#125: Ensuring link/reference integrity (removing 404 links)
- Proposed by
- Alexander Limi
- Seconded by
- Andi Zeidler
- Proposal type
- Architecture
- Assigned to release
- Repository branch
- plip125-link-integrity-bundle
- State
- completed
Motivation
One of the things that need to be solved in Plone is the ability to automatically associate objects that "touch" each other, so that you know:
- Which items will be affected if you delete the current item
- Which items will need updating if you move the current item.
Also, when you move an object, and an old bookmark is pointing to it, that page should automatically redirect the user to the new location (possibly with a message saying that they were redirected).
Assumptions
- This is still very much a work-in-progress — comments appreciated.
- We will not consider in-process / long-running approaches like CMFLinkChecker because it's not a good approach for an already busy Plone site to be doing this.
- This proposal does intentionally not deal with outside links, you should use a normal link-checker for that.
- The traditional way of dealing with this sort of problem has been to use hashes for object/item names, but we're not willing to sacrifice logical item naming and nice URLs for this.
- For the move/rename case, we would like to extend the RedirectionTool, a proven, existing tool to handle these kinds of references and redirections. This is a suggestion, though - and if someone can come up with a compelling reason to not use it and rewrite from scratch, I won't let that block this PLIP. :)
Proposal
Here are some use cases to show how I envision this being handled:
Use case: Deleting an item
- User adds a normal page
- In that page, he references two images
- When Page is saved, it looks for local references, and creates a
isReferencedByreference on both the page and the images - Time passes
- A different user comes along, tries to delete one of the images referenced above
- He then gets a warning saying: "The image XYZ is used in the page ABC, are you sure you want to delete it?"
- (If we want to be a bit smart about this, the RedirectionTool — see below — could register that a page was explicitly deleted and say something like "the page you were looking for was deleted, maybe some of the following pages contain what you were looking for?" followed by a search. This is the current behaviour of RedirectionTool, minus the explicit knowledge that something was deleted.)
Use case: Renaming/moving an item
- User creates a page
- Some time later, the user decides to reorganize his web site, and moves the pages around, including the page created in the first step
- Upon being moved or renamed, the item registers its old location and its new location in a list that maps old location → new location (RedirectionTool is a working implementation of this)
- Another use that bookmarked the old page visits the old location
- RedirectionTool sees that this is a 404, and looks up the old location in its list - finds the new location
- User is redirected to new location, potentially with a message saying "You have been redirected, please update your bookmarks"
Implementation
I found the following note in a mail from Ben Saller (IIRC) — I'm including it here since it might be helpful in parts of the implementation:
Actually this is possible with core archetypes by doing:
from Products.Archetypes.references import HoldingReference
...and in your reference field schema definition do):
referenceClass=HoldingReference
This will raise a BeforeDelete Exception whenever someone tries to delete an object which is the target of an existing reference. There is also a CascadeReference which deletes all references when deleting the main object.
Progress log
Andi has implemented the integrity part of this in SVN. The redirection/move part was done by optilude. Both are pretty much finished and already merged into 3.0alpha (as the status already indicates).

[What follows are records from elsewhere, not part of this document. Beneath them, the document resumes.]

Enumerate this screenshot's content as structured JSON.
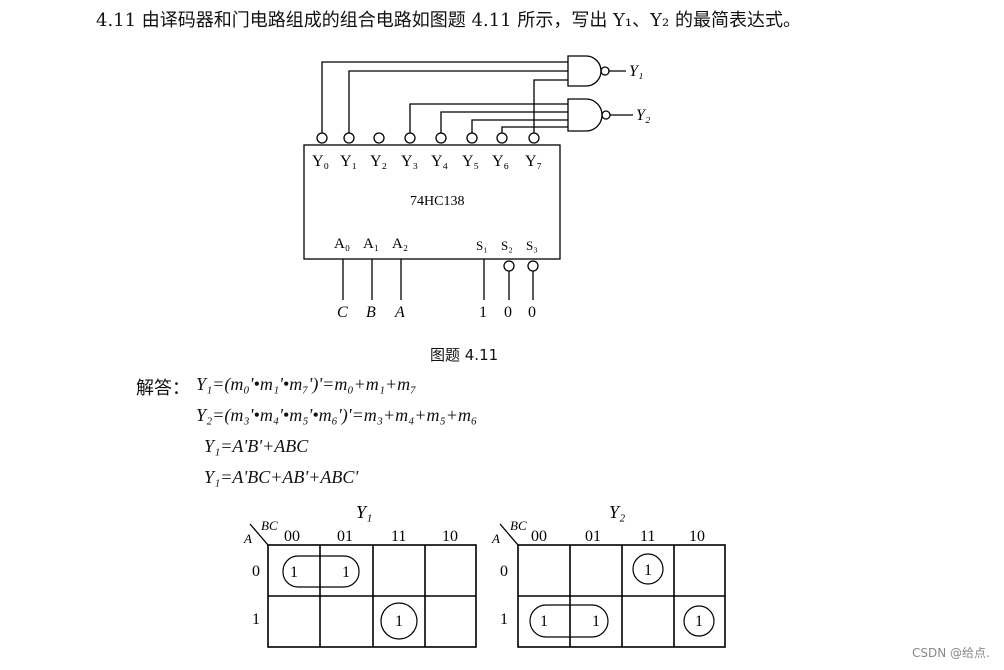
{
  "problem_text": "4.11  由译码器和门电路组成的组合电路如图题 4.11 所示，写出 Y₁、Y₂ 的最简表达式。",
  "circuit": {
    "outputs": [
      "Y₀",
      "Y₁",
      "Y₂",
      "Y₃",
      "Y₄",
      "Y₅",
      "Y₆",
      "Y₇"
    ],
    "chip_name": "74HC138",
    "address_inputs": [
      "A₀",
      "A₁",
      "A₂"
    ],
    "enable_inputs": [
      "S₁",
      "S₂",
      "S₃"
    ],
    "address_signals": [
      "C",
      "B",
      "A"
    ],
    "enable_values": [
      "1",
      "0",
      "0"
    ],
    "gate_outputs": [
      "Y₁",
      "Y₂"
    ]
  },
  "figure_caption": "图题 4.11",
  "answer": {
    "label": "解答：",
    "eq1": "Y₁=(m₀'•m₁'•m₇')'=m₀+m₁+m₇",
    "eq2": "Y₂=(m₃'•m₄'•m₅'•m₆')'=m₃+m₄+m₅+m₆",
    "eq3": "Y₁=A'B'+ABC",
    "eq4": "Y₁=A'BC+AB'+ABC'"
  },
  "kmaps": [
    {
      "title": "Y₁",
      "row_var": "A",
      "col_var": "BC",
      "col_labels": [
        "00",
        "01",
        "11",
        "10"
      ],
      "row_labels": [
        "0",
        "1"
      ],
      "cells": [
        [
          "1",
          "1",
          "",
          ""
        ],
        [
          "",
          "",
          "1",
          ""
        ]
      ]
    },
    {
      "title": "Y₂",
      "row_var": "A",
      "col_var": "BC",
      "col_labels": [
        "00",
        "01",
        "11",
        "10"
      ],
      "row_labels": [
        "0",
        "1"
      ],
      "cells": [
        [
          "",
          "",
          "1",
          ""
        ],
        [
          "1",
          "1",
          "",
          "1"
        ]
      ]
    }
  ],
  "watermark": "CSDN @给点."
}
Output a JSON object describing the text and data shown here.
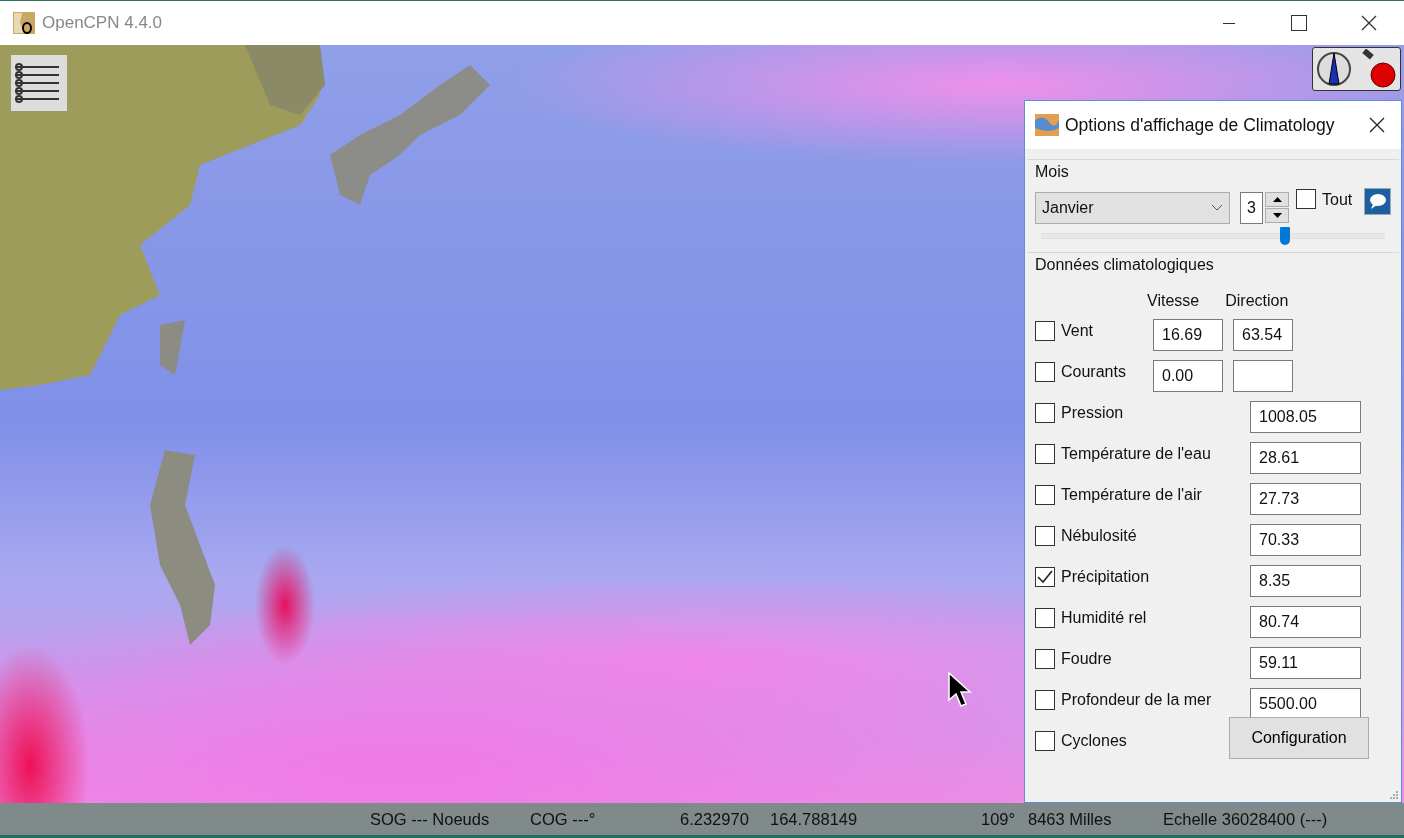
{
  "window": {
    "title": "OpenCPN 4.4.0"
  },
  "dialog": {
    "title": "Options d'affichage de Climatology",
    "month_section": {
      "label": "Mois",
      "month": "Janvier",
      "spin_value": "3",
      "all_label": "Tout",
      "all_checked": false,
      "level": 0.71
    },
    "data_section": {
      "label": "Données climatologiques",
      "column_headers": [
        "Vitesse",
        "Direction"
      ],
      "rows": [
        {
          "kind": "vector",
          "label": "Vent",
          "checked": false,
          "speed": "16.69",
          "direction": "63.54"
        },
        {
          "kind": "vector",
          "label": "Courants",
          "checked": false,
          "speed": "0.00"
        },
        {
          "kind": "scalar",
          "label": "Pression",
          "checked": false,
          "value": "1008.05"
        },
        {
          "kind": "scalar",
          "label": "Température de l'eau",
          "checked": false,
          "value": "28.61"
        },
        {
          "kind": "scalar",
          "label": "Température de l'air",
          "checked": false,
          "value": "27.73"
        },
        {
          "kind": "scalar",
          "label": "Nébulosité",
          "checked": false,
          "value": "70.33"
        },
        {
          "kind": "scalar",
          "label": "Précipitation",
          "checked": true,
          "value": "8.35"
        },
        {
          "kind": "scalar",
          "label": "Humidité rel",
          "checked": false,
          "value": "80.74"
        },
        {
          "kind": "scalar",
          "label": "Foudre",
          "checked": false,
          "value": "59.11"
        },
        {
          "kind": "scalar",
          "label": "Profondeur de la mer",
          "checked": false,
          "value": "5500.00"
        },
        {
          "kind": "button",
          "label": "Cyclones",
          "checked": false,
          "button": "Configuration"
        }
      ]
    }
  },
  "status_bar": [
    "SOG --- Noeuds",
    "COG ---°",
    "6.232970",
    "164.788149",
    "109°",
    "8463 Milles",
    "Echelle 36028400 (---)"
  ]
}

Yup, might be interesting for the redirection part
For the link integrity, I believe Andi has used some Z3 stuff, but I'll let him explain that part. :)
definitely interesting...
first of all, thanks for the update here, limi. i was offline last week, so i only saw it late last night after digging through all that spam... :)
anyway, you're right, the redirecting part isn't done yet, or rather, it's not integrated yet. i've looked at topp.rose back at the island (and imho i understood it, too :)) and i think it really covers like 90% of that use case. the only thing missing is to properly hook it up with plone (or maybe rather the link integrity stuff). my plan is to try to do just that right after i've found a way to test the delete use case, which turned out to be a bit tricky...
and, as for the explanation part, that's another thing [http://dev.plone.org/collective/browser/LinkIntegrity/trunk/TODO.txt to do] before integrating topp.rose. the code does use z3 stuff indeed, and i guess on first glance it even does use some "funny" ways of getting what we want, so i'll better write a document explaining how and more importantly also why it does it like that. i think it'll look less scary then... :)
prototype for using z3 events
The basic architecure uses IObjectMoved and IObjectDeleted events to maintain a simple Btree storage of the paths an object once occupied (keyed by path, and oid or uid).
By means of a traversal adapter, empty paths that match old object location in the storage are redirected to new URLs.
This is much lower overhead and potential scales better than using references. The traversal adapter, storage utility, redirection view, and the event subscribers may also be overridden to easily extend behavior, if needed.